You must supply a labeled dataset that contains pairs of prompts and expected completions.

<ResponseField name="Table" type="drop-down" required>
  Select the table that contains your training data.
</ResponseField>

{/* <!-- param-start:[source.promptColumn] | warehouses: [snowflake] --> */}

<ResponseField name="Prompt Column" type="drop-down" required>
  Choose the column containing the user-provided prompts.
</ResponseField>

{/* <!-- param-start:[source.completionColumn] | warehouses: [snowflake] --> */}

<ResponseField name="Completions Column" type="drop-down" required>
  Choose the column containing the expected or target responses for those prompts.
</ResponseField>

### Validation Data

To assess model performance, you can either auto-split the training data or provide a separate validation dataset.
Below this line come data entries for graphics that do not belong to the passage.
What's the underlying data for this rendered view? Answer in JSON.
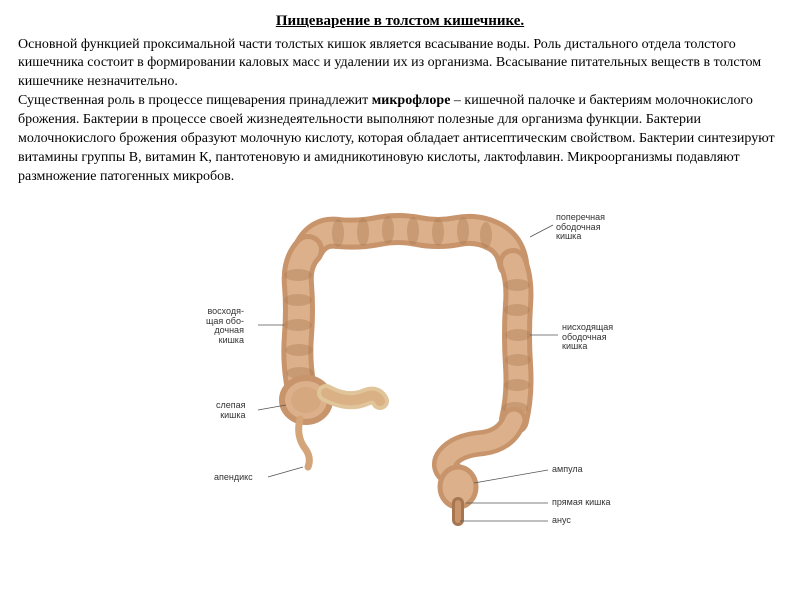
{
  "title": "Пищеварение в толстом кишечнике.",
  "paragraph1": "Основной функцией проксимальной части толстых кишок является всасывание воды. Роль дистального отдела толстого кишечника состоит в формировании каловых масс и удалении их из организма. Всасывание питательных веществ в толстом кишечнике незначительно.",
  "paragraph2_pre": "Существенная роль в процессе пищеварения принадлежит ",
  "paragraph2_hl": "микрофлоре",
  "paragraph2_post": " – кишечной палочке и бактериям молочнокислого брожения. Бактерии в процессе своей жизнедеятельности выполняют полезные для организма функции. Бактерии молочнокислого брожения образуют молочную кислоту, которая обладает антисептическим свойством. Бактерии синтезируют витамины группы В, витамин К, пантотеновую и амидникотиновую кислоты, лактофлавин. Микроорганизмы подавляют размножение патогенных микробов.",
  "labels": {
    "transverse": "поперечная\nободочная\nкишка",
    "descending": "нисходящая\nободочная\nкишка",
    "ascending": "восходя-\nщая обо-\nдочная\nкишка",
    "cecum": "слепая\nкишка",
    "appendix": "апендикс",
    "ampulla": "ампула",
    "rectum": "прямая кишка",
    "anus": "анус"
  },
  "colors": {
    "colon_outer": "#c8946b",
    "colon_inner": "#dbb08a",
    "colon_shadow": "#a67650",
    "appendix": "#d4a578",
    "ileum_l": "#e0c49a",
    "label_color": "#333333"
  }
}
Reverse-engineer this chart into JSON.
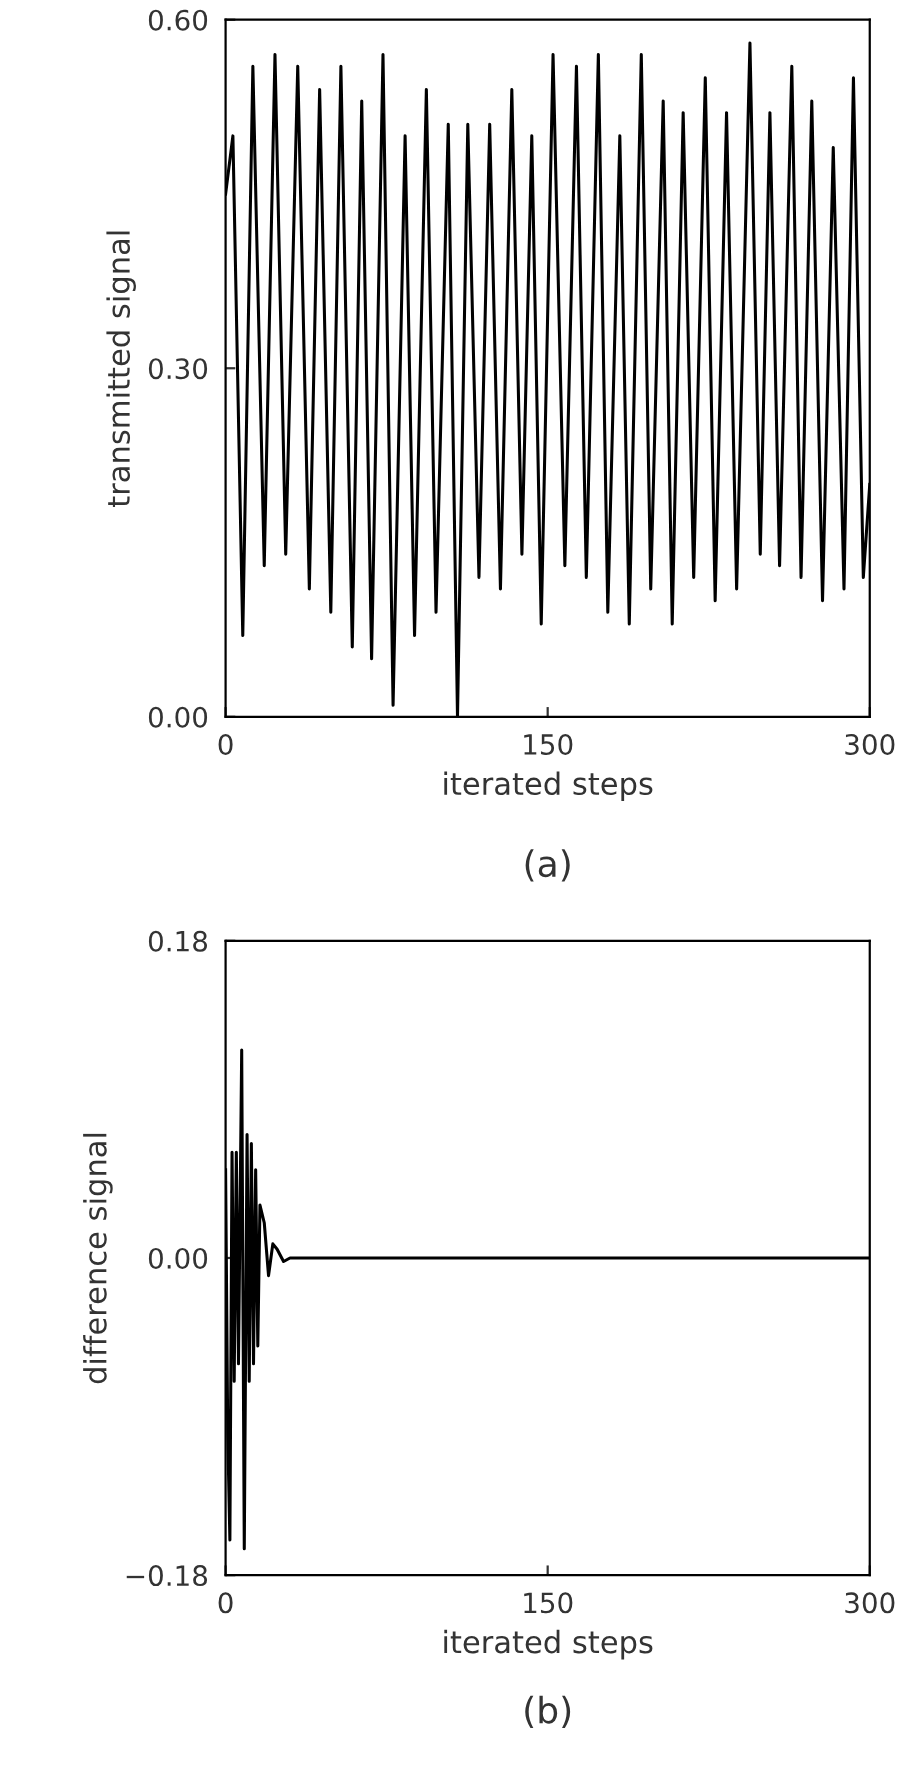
{
  "chart_data": [
    {
      "type": "line",
      "xlabel": "iterated steps",
      "ylabel": "transmitted signal",
      "annotations": [
        "(a)"
      ],
      "xlim": [
        0,
        300
      ],
      "ylim": [
        0,
        0.6
      ],
      "xticks": [
        0,
        150,
        300
      ],
      "yticks": [
        {
          "value": 0,
          "label": "0.00"
        },
        {
          "value": 0.3,
          "label": "0.30"
        },
        {
          "value": 0.6,
          "label": "0.60"
        }
      ],
      "grid": false,
      "legend": false,
      "marker": "none",
      "line_style": "solid",
      "series": [
        {
          "color": "#000000",
          "x": [
            0,
            3.4,
            8,
            12.7,
            18,
            23,
            28,
            33.6,
            39,
            43.8,
            49,
            53.7,
            59,
            63.4,
            68,
            73.3,
            78,
            83.6,
            88,
            93.5,
            98,
            103.7,
            108,
            112.8,
            118,
            123,
            128,
            133.3,
            138,
            142.6,
            147,
            152.5,
            158,
            163.4,
            168,
            173.6,
            178,
            183.6,
            188,
            193.6,
            198,
            203.8,
            208,
            213.1,
            218,
            223.4,
            228,
            233.3,
            238,
            244.2,
            249,
            253.5,
            258,
            263.7,
            268,
            273,
            278,
            283,
            288,
            292.4,
            297,
            300
          ],
          "values": [
            0.45,
            0.5,
            0.07,
            0.56,
            0.13,
            0.57,
            0.14,
            0.56,
            0.11,
            0.54,
            0.09,
            0.56,
            0.06,
            0.53,
            0.05,
            0.57,
            0.01,
            0.5,
            0.07,
            0.54,
            0.09,
            0.51,
            0.0,
            0.51,
            0.12,
            0.51,
            0.11,
            0.54,
            0.14,
            0.5,
            0.08,
            0.57,
            0.13,
            0.56,
            0.12,
            0.57,
            0.09,
            0.5,
            0.08,
            0.57,
            0.11,
            0.53,
            0.08,
            0.52,
            0.12,
            0.55,
            0.1,
            0.52,
            0.11,
            0.58,
            0.14,
            0.52,
            0.13,
            0.56,
            0.12,
            0.53,
            0.1,
            0.49,
            0.11,
            0.55,
            0.12,
            0.2
          ]
        }
      ]
    },
    {
      "type": "line",
      "xlabel": "iterated steps",
      "ylabel": "difference signal",
      "annotations": [
        "(b)"
      ],
      "xlim": [
        0,
        300
      ],
      "ylim": [
        -0.18,
        0.18
      ],
      "xticks": [
        0,
        150,
        300
      ],
      "yticks": [
        {
          "value": -0.18,
          "label": "−0.18"
        },
        {
          "value": 0,
          "label": "0.00"
        },
        {
          "value": 0.18,
          "label": "0.18"
        }
      ],
      "grid": false,
      "legend": false,
      "marker": "none",
      "line_style": "solid",
      "series": [
        {
          "color": "#000000",
          "x": [
            0,
            1,
            2,
            3,
            4,
            5,
            6,
            7.5,
            8.7,
            10,
            11,
            12,
            13,
            14,
            15,
            16,
            18,
            20,
            22,
            24,
            27,
            30,
            300
          ],
          "values": [
            0.05,
            -0.1,
            -0.16,
            0.06,
            -0.07,
            0.06,
            -0.06,
            0.118,
            -0.165,
            0.07,
            -0.07,
            0.065,
            -0.06,
            0.05,
            -0.05,
            0.03,
            0.02,
            -0.01,
            0.008,
            0.005,
            -0.002,
            0.0,
            0.0
          ]
        }
      ]
    }
  ]
}
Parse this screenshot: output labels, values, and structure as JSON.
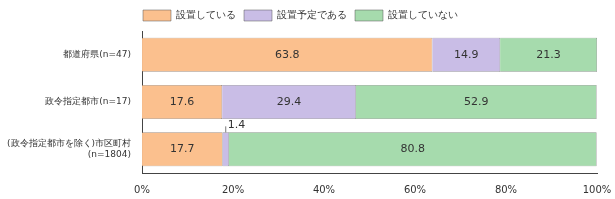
{
  "chart_data": {
    "type": "bar",
    "orientation": "horizontal",
    "stacked": true,
    "data_labels": true,
    "grid": false,
    "legend": "top",
    "categories": [
      "都道府県(n=47)",
      "政令指定都市(n=17)",
      "(政令指定都市を除く)市区町村(n=1804)"
    ],
    "series": [
      {
        "name": "設置している",
        "color": "#fbc08e",
        "values": [
          63.8,
          17.6,
          17.7
        ]
      },
      {
        "name": "設置予定である",
        "color": "#c9bde6",
        "values": [
          14.9,
          29.4,
          1.4
        ]
      },
      {
        "name": "設置していない",
        "color": "#a6dbad",
        "values": [
          21.3,
          52.9,
          80.8
        ]
      }
    ],
    "xlim": [
      0,
      100
    ],
    "xticks": [
      {
        "value": 0,
        "label": "0%"
      },
      {
        "value": 20,
        "label": "20%"
      },
      {
        "value": 40,
        "label": "40%"
      },
      {
        "value": 60,
        "label": "60%"
      },
      {
        "value": 80,
        "label": "80%"
      },
      {
        "value": 100,
        "label": "100%"
      }
    ]
  }
}
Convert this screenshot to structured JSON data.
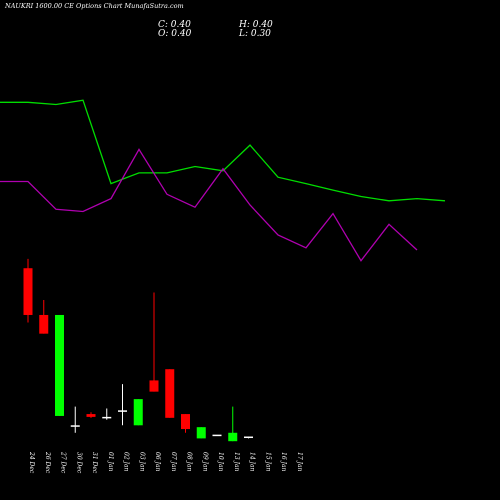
{
  "header": {
    "title": "NAUKRI 1600.00 CE Options Chart MunafaSutra.com",
    "close": "C: 0.40",
    "open": "O: 0.40",
    "high": "H: 0.40",
    "low": "L: 0.30"
  },
  "colors": {
    "background": "#000000",
    "bull": "#00ff00",
    "bear": "#ff0000",
    "doji": "#ffffff",
    "line1": "#00dd00",
    "line2": "#b000b0"
  },
  "chart_data": [
    {
      "type": "line",
      "title": "",
      "x": [
        "24 Dec",
        "26 Dec",
        "27 Dec",
        "30 Dec",
        "31 Dec",
        "01 Jan",
        "02 Jan",
        "03 Jan",
        "06 Jan",
        "07 Jan",
        "08 Jan",
        "09 Jan",
        "10 Jan",
        "13 Jan",
        "14 Jan",
        "15 Jan",
        "16 Jan",
        "17 Jan"
      ],
      "series": [
        {
          "values": [
            62,
            62,
            61,
            63,
            24,
            29,
            29,
            32,
            30,
            42,
            27,
            24,
            21,
            18,
            16,
            17,
            16,
            null
          ]
        },
        {
          "values": [
            25,
            25,
            12,
            11,
            17,
            40,
            19,
            13,
            31,
            14,
            0,
            -6,
            10,
            -12,
            5,
            -7,
            null,
            null
          ]
        }
      ]
    },
    {
      "type": "candlestick",
      "title": "",
      "categories": [
        "24 Dec",
        "26 Dec",
        "27 Dec",
        "30 Dec",
        "31 Dec",
        "01 Jan",
        "02 Jan",
        "03 Jan",
        "06 Jan",
        "07 Jan",
        "08 Jan",
        "09 Jan",
        "10 Jan",
        "13 Jan",
        "14 Jan",
        "15 Jan",
        "16 Jan",
        "17 Jan"
      ],
      "candles": [
        {
          "open": 9.4,
          "high": 9.9,
          "low": 6.5,
          "close": 6.9
        },
        {
          "open": 6.9,
          "high": 7.7,
          "low": 5.9,
          "close": 5.9
        },
        {
          "open": 1.5,
          "high": 6.9,
          "low": 1.5,
          "close": 6.9
        },
        {
          "open": 1.0,
          "high": 2.0,
          "low": 0.6,
          "close": 1.0
        },
        {
          "open": 1.6,
          "high": 1.7,
          "low": 1.4,
          "close": 1.45
        },
        {
          "open": 1.45,
          "high": 1.9,
          "low": 1.3,
          "close": 1.45
        },
        {
          "open": 1.8,
          "high": 3.2,
          "low": 1.0,
          "close": 1.8
        },
        {
          "open": 1.0,
          "high": 2.4,
          "low": 1.0,
          "close": 2.4
        },
        {
          "open": 3.4,
          "high": 8.1,
          "low": 2.8,
          "close": 2.8
        },
        {
          "open": 4.0,
          "high": 4.0,
          "low": 1.4,
          "close": 1.4
        },
        {
          "open": 1.6,
          "high": 1.6,
          "low": 0.6,
          "close": 0.8
        },
        {
          "open": 0.3,
          "high": 0.9,
          "low": 0.3,
          "close": 0.9
        },
        {
          "open": 0.5,
          "high": 0.5,
          "low": 0.5,
          "close": 0.5
        },
        {
          "open": 0.15,
          "high": 2.0,
          "low": 0.15,
          "close": 0.6
        },
        {
          "open": 0.4,
          "high": 0.4,
          "low": 0.3,
          "close": 0.4
        },
        {
          "open": null,
          "high": null,
          "low": null,
          "close": null
        },
        {
          "open": null,
          "high": null,
          "low": null,
          "close": null
        },
        {
          "open": null,
          "high": null,
          "low": null,
          "close": null
        }
      ]
    }
  ]
}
<ResponseField name="Automatically Split Training Data" type="boolean" required>
  * **Yes:** A portion of the training table is automatically used as validation data. You do not need to provide a separate validation table.
  * **No:** You must supply a separate validation table and define corresponding columns.
</ResponseField>

{/* <!-- param-start:[validationSource.table] | warehouses: [snowflake] --> */}

<ResponseField name="Table" type="drop-down" required>
  Select the table that contains your validation data. Only available if `Automatically Split Training Data` is set to `No`.
</ResponseField>

{/* <!-- param-start:[validationSource.promptColumn] | warehouses: [snowflake] --> */}

<ResponseField name="Prompt Column" type="drop-down" required>
  Select the prompt column in the validation dataset. Only available if `Automatically Split Training Data` is set to `No`.
</ResponseField>

{/* <!-- param-start:[validationSource.completionColumn] | warehouses: [snowflake] --> */}

<ResponseField name="Completions Column" type="drop-down" required>
  Select the column with expected completions in the validation dataset. Only available if `Automatically Split Training Data` is set to `No`.
</ResponseField>

{/* <!-- param-start:[validationSource.epochs] | warehouses: [snowflake] --> */}

<ResponseField name="Epochs" type="integer" required>
  Specify the number of epochs—that is, the number of times the model should pass through the full training dataset during fine-tuning. A higher number of epochs may improve accuracy but may also increase training time and cost.
</ResponseField>

Once fine-tuning completes successfully, the model will be available for use with the assigned name through the `CORTEX.COMPLETE` function in Snowflake SQL and available via {maia}'s [Cortex Completions](/docs/components/cortex-completions) component. The model is registered within your Snowflake account under the selected database and schema.